Annual Humanities Conference

Puebla - Mexico City: 4 - 9 November 2011

Cultural History  

Cultural Studies  

Queer Studies  

 

 

Narrative journalism and the shaping of identities

Marie Vanoost

Department of Institut Langage & Communication

Université catholique de Louvain

Belgium

Narrative journalism is often considered as synonym with literary journalism or creative nonfiction. Although there are some little differences in the definitions one can find for each term, they all refer to “the genre that takes the techniques of fiction and applies them to nonfiction” (Nieman Foundation 2011). This genre constitutes “storytelling of a very high order – through the revelation of character and the suspense of plot, the subtle braiding of themes, rhythms and resonance, and a narrative stance that is intelligent, humble, questioning, distinctive, individual and implicitly alert to the world” (Forché and Gerard 2001, 1). As a consequence, Mark Kramer asserts that it “helps sort out the new complexity. If it is not an antidote to bewilderment, at least it unites daily experiences – including emotional ones – with the wild plenitude of information that can be applied to experience” (Kramer 1995, 34).

Narrative journalism seems thus to be able to play a certain part in shaping community and individual identities. In order to analyze how this journalistic model can influence communities, it appears interesting to consider the political gestures defined by Géraldine Muhlmann (2004). Muhlmann distinguishes two different political gestures in the history of modern journalism. The first one, and most widespread by far, is “unifying,” gathering together readers and reinforcing their community around a shared perspective of the world. The second one, “decentring,” aims at moving readers off-centre. It confronts them with a form of conflict or strangeness that questions their community.

Narrative journalism can also influence the building of individual identity. Paul Ricoeur (1992) considers narratives as being part of human identity. According to him, our narrative identity is created through a threefold process that he calls the triple mimesis. During Mimesis I, or prefiguration, people have a pre-understanding of action. Mimesis II is configuration; it is the time of narration and emplotment. Then comes refiguration, or Mimesis III, where people hear or read the narrative. It allows them to understand and to interpret not only the story itself, but also their own experience – about life, themselves, others… As narrative journalism offers readers more elaborated stories than “conventional” journalism, it may appear as an important way to create narrative identity.
On the contrary, Christian Salmon (2007) critiques narrative journalism, which he associates with the storytelling revival. He focuses mostly on management and politics, but also holds up narrative journalism as an example. He claims that storytelling uses narrative techniques to create a persuasive story, giving the public the perspective of the world that those in power want to impose. It is thus according to Salmon a major democratic issue to fight against that symbolic violence which influences people’s actions, opinions and emotions. If narratives really possess the possibility to manipulate their audience, then narrative journalism could be a way to sway opinions.

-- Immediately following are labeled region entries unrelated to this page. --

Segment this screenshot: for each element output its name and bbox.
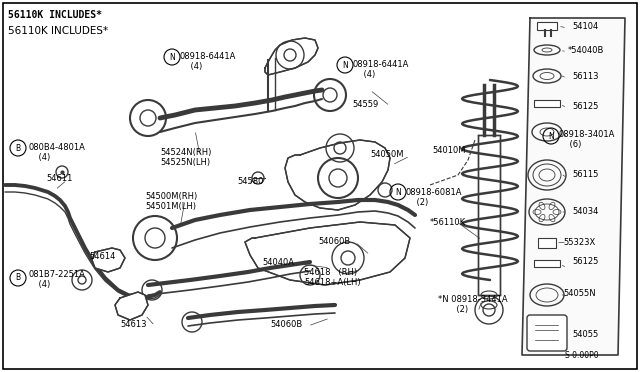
Text: 54050M: 54050M xyxy=(370,150,403,159)
Bar xyxy=(537,22,557,30)
Text: 54613: 54613 xyxy=(120,320,147,329)
Text: N: N xyxy=(342,61,348,70)
Text: 56113: 56113 xyxy=(572,72,598,81)
Text: 54559: 54559 xyxy=(352,100,378,109)
Polygon shape xyxy=(522,18,625,355)
Bar xyxy=(534,260,560,267)
Text: 54614: 54614 xyxy=(89,252,115,261)
Polygon shape xyxy=(245,222,410,285)
Text: 56125: 56125 xyxy=(572,257,598,266)
Text: 08918-3401A
    (6): 08918-3401A (6) xyxy=(559,130,616,150)
Text: 54055N: 54055N xyxy=(563,289,596,298)
Text: 08918-6441A
    (4): 08918-6441A (4) xyxy=(180,52,236,71)
Text: 54060B: 54060B xyxy=(270,320,302,329)
Text: 54500M(RH)
54501M(LH): 54500M(RH) 54501M(LH) xyxy=(145,192,197,211)
Text: N: N xyxy=(548,131,554,141)
Text: 54524N(RH)
54525N(LH): 54524N(RH) 54525N(LH) xyxy=(160,148,211,167)
Text: 56110K INCLUDES*: 56110K INCLUDES* xyxy=(8,26,108,36)
Text: 56110K INCLUDES*: 56110K INCLUDES* xyxy=(8,10,102,20)
Text: 54060B: 54060B xyxy=(318,237,350,246)
Bar xyxy=(534,100,560,107)
Text: 56125: 56125 xyxy=(572,102,598,111)
Text: N: N xyxy=(395,187,401,196)
Text: 55323X: 55323X xyxy=(563,238,595,247)
Text: *N 08918-3441A
       (2): *N 08918-3441A (2) xyxy=(438,295,508,314)
Polygon shape xyxy=(285,140,390,210)
Text: *56110K: *56110K xyxy=(430,218,466,227)
Text: 54010M: 54010M xyxy=(432,146,465,155)
Text: 08918-6441A
    (4): 08918-6441A (4) xyxy=(353,60,410,79)
Text: N: N xyxy=(169,52,175,61)
Text: 54611: 54611 xyxy=(46,174,72,183)
Text: 54034: 54034 xyxy=(572,207,598,216)
Text: 54040A: 54040A xyxy=(262,258,294,267)
Text: *54040B: *54040B xyxy=(568,46,604,55)
FancyBboxPatch shape xyxy=(527,315,567,351)
Text: 54580: 54580 xyxy=(237,177,264,186)
Text: B: B xyxy=(15,273,20,282)
Text: 56115: 56115 xyxy=(572,170,598,179)
Bar xyxy=(538,238,556,248)
Text: B: B xyxy=(15,144,20,153)
Polygon shape xyxy=(115,292,148,320)
Polygon shape xyxy=(265,38,318,75)
Text: S 0.00P0: S 0.00P0 xyxy=(565,351,598,360)
Text: 08918-6081A
    (2): 08918-6081A (2) xyxy=(406,188,463,208)
Bar xyxy=(478,135,500,295)
Text: 081B7-2251A
    (4): 081B7-2251A (4) xyxy=(28,270,85,289)
Text: 080B4-4801A
    (4): 080B4-4801A (4) xyxy=(28,143,85,163)
Text: 54618   (RH)
54618+A(LH): 54618 (RH) 54618+A(LH) xyxy=(304,268,360,288)
Polygon shape xyxy=(92,248,125,272)
Text: 54104: 54104 xyxy=(572,22,598,31)
Text: 54055: 54055 xyxy=(572,330,598,339)
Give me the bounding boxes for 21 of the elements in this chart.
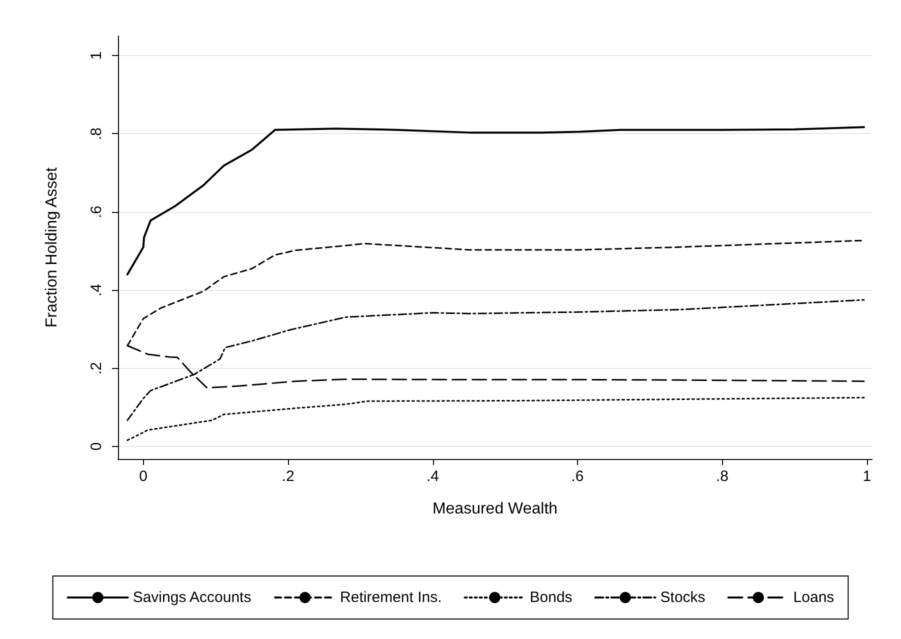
y-tick-label: 1 [88, 51, 105, 60]
y-tick-label: .4 [88, 284, 105, 296]
x-tick-label: 0 [139, 468, 148, 485]
y-tick-label: .8 [88, 127, 105, 140]
legend-label: Loans [793, 589, 834, 606]
line-series [126, 126, 866, 276]
x-axis-title: Measured Wealth [432, 500, 558, 518]
legend-label: Savings Accounts [132, 589, 252, 606]
legend-label: Stocks [660, 589, 706, 606]
x-tick-label: .8 [716, 468, 728, 485]
x-tick-label: .2 [282, 468, 294, 485]
x-tick-label: .4 [426, 468, 440, 485]
y-tick-label: .2 [88, 362, 105, 375]
legend-label: Retirement Ins. [340, 589, 442, 606]
y-tick-label: 0 [88, 442, 105, 451]
x-tick-label: .6 [571, 468, 584, 485]
x-tick-label: 1 [862, 468, 872, 485]
y-tick-label: .6 [88, 206, 105, 218]
y-axis-title: Fraction Holding Asset [44, 166, 60, 328]
legend-label: Bonds [530, 589, 572, 606]
line-series [126, 396, 865, 441]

Narrative journalism seems thus to be in the depths of major ethical and democratic issues related to community and personal identity. It appears important for both journalists and readers to become aware of these issues.

Bio: Marie Vanoost is a Research Fellow at the F.R.S-FNRS (Belgian National Fund for Scientific Research). Her Ph.D. thesis concerns the ethical issues of narrative journalism. She holds a Bachelor’s degree in Information and Communication and a Master’s degree in Journalism from the Université catholique de Louvain, Belgium.